4. Reservations, reservations
If you have plans to just rock up at Oktoberfest without any reservations, be prepared to party standing. In order to get a table, you will either have to have made a reservation about 10 months prior, or you will need to be very flirtatious and hope that someone will invite you to their table. Revealing cleavages help.
5. Early birds
The same applies to accommodation. The city of Munich is pretty much booked out half a year in advance so unless you are happy sleeping in a tent, be prepared and make reservations early!
6. Over the hill
There is a grassy hill next to one of the main tents that was lovingly christened “Kotzhügel” by locals, which translates to vomit hill.
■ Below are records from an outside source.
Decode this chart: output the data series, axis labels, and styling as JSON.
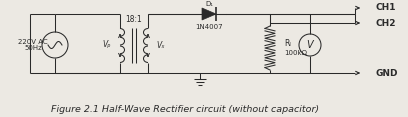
{
  "bg_color": "#ece9e3",
  "line_color": "#2a2a2a",
  "text_color": "#2a2a2a",
  "title": "Figure 2.1 Half-Wave Rectifier circuit (without capacitor)",
  "title_fontsize": 6.8,
  "labels": {
    "ac_source": "220V AC\n50Hz",
    "transformer_ratio": "18:1",
    "vp": "Vₚ",
    "vs": "Vₓ",
    "diode": "1N4007",
    "diode_label": "D₁",
    "rl": "Rₗ",
    "rl_val": "100kΩ",
    "ch1": "CH1",
    "ch2": "CH2",
    "gnd": "GND"
  },
  "figsize": [
    4.08,
    1.17
  ],
  "dpi": 100
}
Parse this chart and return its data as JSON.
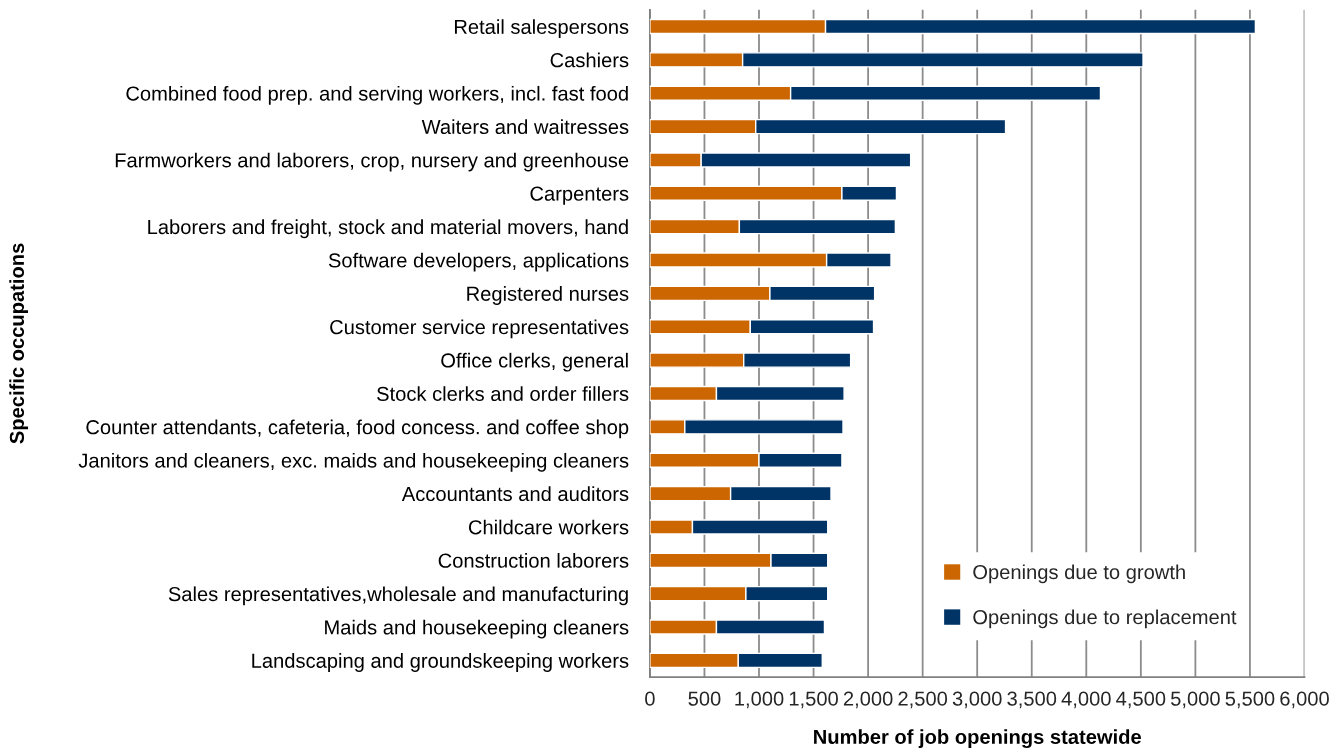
{
  "chart_data": {
    "type": "bar",
    "orientation": "horizontal",
    "stacked": true,
    "xlabel": "Number of job openings statewide",
    "ylabel": "Specific occupations",
    "categories": [
      "Retail salespersons",
      "Cashiers",
      "Combined food prep. and serving workers, incl. fast food",
      "Waiters and waitresses",
      "Farmworkers and laborers, crop, nursery and greenhouse",
      "Carpenters",
      "Laborers and freight, stock and material movers, hand",
      "Software developers, applications",
      "Registered nurses",
      "Customer service representatives",
      "Office clerks, general",
      "Stock clerks and order fillers",
      "Counter attendants, cafeteria, food concess. and coffee shop",
      "Janitors and cleaners, exc. maids and housekeeping cleaners",
      "Accountants and auditors",
      "Childcare workers",
      "Construction laborers",
      "Sales representatives,wholesale and manufacturing",
      "Maids and housekeeping cleaners",
      "Landscaping and groundskeeping workers"
    ],
    "series": [
      {
        "name": "Openings due to growth",
        "color": "#cc6600",
        "values": [
          1610,
          850,
          1290,
          970,
          470,
          1760,
          820,
          1620,
          1100,
          920,
          860,
          610,
          320,
          1000,
          740,
          390,
          1110,
          880,
          610,
          810
        ]
      },
      {
        "name": "Openings due to replacement",
        "color": "#003366",
        "values": [
          3940,
          3670,
          2840,
          2290,
          1920,
          500,
          1430,
          590,
          960,
          1130,
          980,
          1170,
          1450,
          760,
          920,
          1240,
          520,
          750,
          990,
          770
        ]
      }
    ],
    "xlim": [
      0,
      6000
    ],
    "xticks": [
      0,
      500,
      {
        "value": 1000,
        "label": "1,000"
      },
      {
        "value": 1500,
        "label": "1,500"
      },
      {
        "value": 2000,
        "label": "2,000"
      },
      {
        "value": 2500,
        "label": "2,500"
      },
      {
        "value": 3000,
        "label": "3,000"
      },
      {
        "value": 3500,
        "label": "3,500"
      },
      {
        "value": 4000,
        "label": "4,000"
      },
      {
        "value": 4500,
        "label": "4,500"
      },
      {
        "value": 5000,
        "label": "5,000"
      },
      {
        "value": 5500,
        "label": "5,500"
      },
      {
        "value": 6000,
        "label": "6,000"
      }
    ],
    "grid": "x",
    "legend": "bottom right"
  }
}
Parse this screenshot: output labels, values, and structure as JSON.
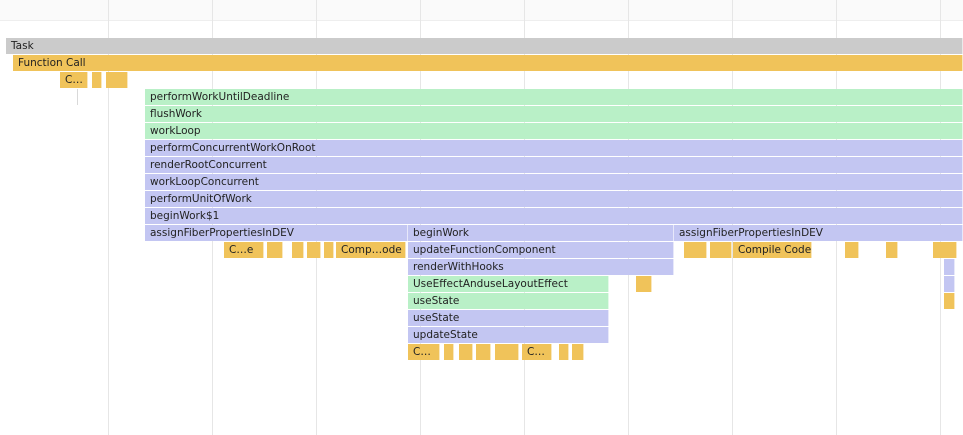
{
  "flamechart": {
    "colors": {
      "task": "#cbcbcb",
      "script": "#f0c35a",
      "react": "#b9f0c7",
      "function": "#c3c6f2"
    },
    "entries": [
      {
        "label": "Task",
        "kind": "task"
      },
      {
        "label": "Function Call",
        "kind": "script"
      },
      {
        "label": "C…",
        "kind": "script"
      },
      {
        "label": "",
        "kind": "script"
      },
      {
        "label": "",
        "kind": "script"
      },
      {
        "label": "performWorkUntilDeadline",
        "kind": "react"
      },
      {
        "label": "flushWork",
        "kind": "react"
      },
      {
        "label": "workLoop",
        "kind": "react"
      },
      {
        "label": "performConcurrentWorkOnRoot",
        "kind": "fn"
      },
      {
        "label": "renderRootConcurrent",
        "kind": "fn"
      },
      {
        "label": "workLoopConcurrent",
        "kind": "fn"
      },
      {
        "label": "performUnitOfWork",
        "kind": "fn"
      },
      {
        "label": "beginWork$1",
        "kind": "fn"
      },
      {
        "label": "assignFiberPropertiesInDEV",
        "kind": "fn"
      },
      {
        "label": "beginWork",
        "kind": "fn"
      },
      {
        "label": "assignFiberPropertiesInDEV",
        "kind": "fn"
      },
      {
        "label": "C…e",
        "kind": "script"
      },
      {
        "label": "",
        "kind": "script"
      },
      {
        "label": "",
        "kind": "script"
      },
      {
        "label": "",
        "kind": "script"
      },
      {
        "label": "",
        "kind": "script"
      },
      {
        "label": "Comp…ode",
        "kind": "script"
      },
      {
        "label": "updateFunctionComponent",
        "kind": "fn"
      },
      {
        "label": "",
        "kind": "script"
      },
      {
        "label": "",
        "kind": "script"
      },
      {
        "label": "Compile Code",
        "kind": "script"
      },
      {
        "label": "",
        "kind": "script"
      },
      {
        "label": "",
        "kind": "script"
      },
      {
        "label": "",
        "kind": "script"
      },
      {
        "label": "renderWithHooks",
        "kind": "fn"
      },
      {
        "label": "",
        "kind": "fn"
      },
      {
        "label": "UseEffectAnduseLayoutEffect",
        "kind": "react"
      },
      {
        "label": "",
        "kind": "script"
      },
      {
        "label": "",
        "kind": "fn"
      },
      {
        "label": "useState",
        "kind": "react"
      },
      {
        "label": "",
        "kind": "script"
      },
      {
        "label": "useState",
        "kind": "fn"
      },
      {
        "label": "updateState",
        "kind": "fn"
      },
      {
        "label": "C…",
        "kind": "script"
      },
      {
        "label": "",
        "kind": "script"
      },
      {
        "label": "",
        "kind": "script"
      },
      {
        "label": "",
        "kind": "script"
      },
      {
        "label": "",
        "kind": "script"
      },
      {
        "label": "C…",
        "kind": "script"
      },
      {
        "label": "",
        "kind": "script"
      },
      {
        "label": "",
        "kind": "script"
      }
    ]
  }
}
You can imagine why.
7. Bottoms up
There are traditional German Folk bands playing music in each Oktoberfest tent. Every 20 minutes or so, they play a short song that serves as a cue for everybody to raise their glasses and take a big sip. Be prepared to do this all day long. If this doesn’t get you drunk, you’re doing it wrong.
8. Always on time
Beer is only served between noon and 10:30pm. If you still haven’t had enough after that, you’ll have to take the party to one of Munich’s clubs. The Oktoberfest tents close at around 11:30pm
9. Be our guest
You’ll find all kinds of different Oktoberfest guests. There are of course the young tourists who want to get drunk as quickly as possible, there are tons of minor celebrities who wear crazy outfits and just want to be seen, and then there are the locals to whom Oktoberfest isn’t just some wild party, but a very important tradition and part of their culture. You’ll find the locals at their own regular’s reserved tables having a good time while being somewhat annoyed by all the tourists.
10. Let’s get physical
The waiters at Oktoberfest have one of the most physically challenging jobs in the world. Carrying 10 to 15 liters of beer at once is not uncommon while running around all day, dodging drunk people and spilled drinks. But for most of them, it’s worth the effort as they can earn more than most of us make in three months during the two weeks.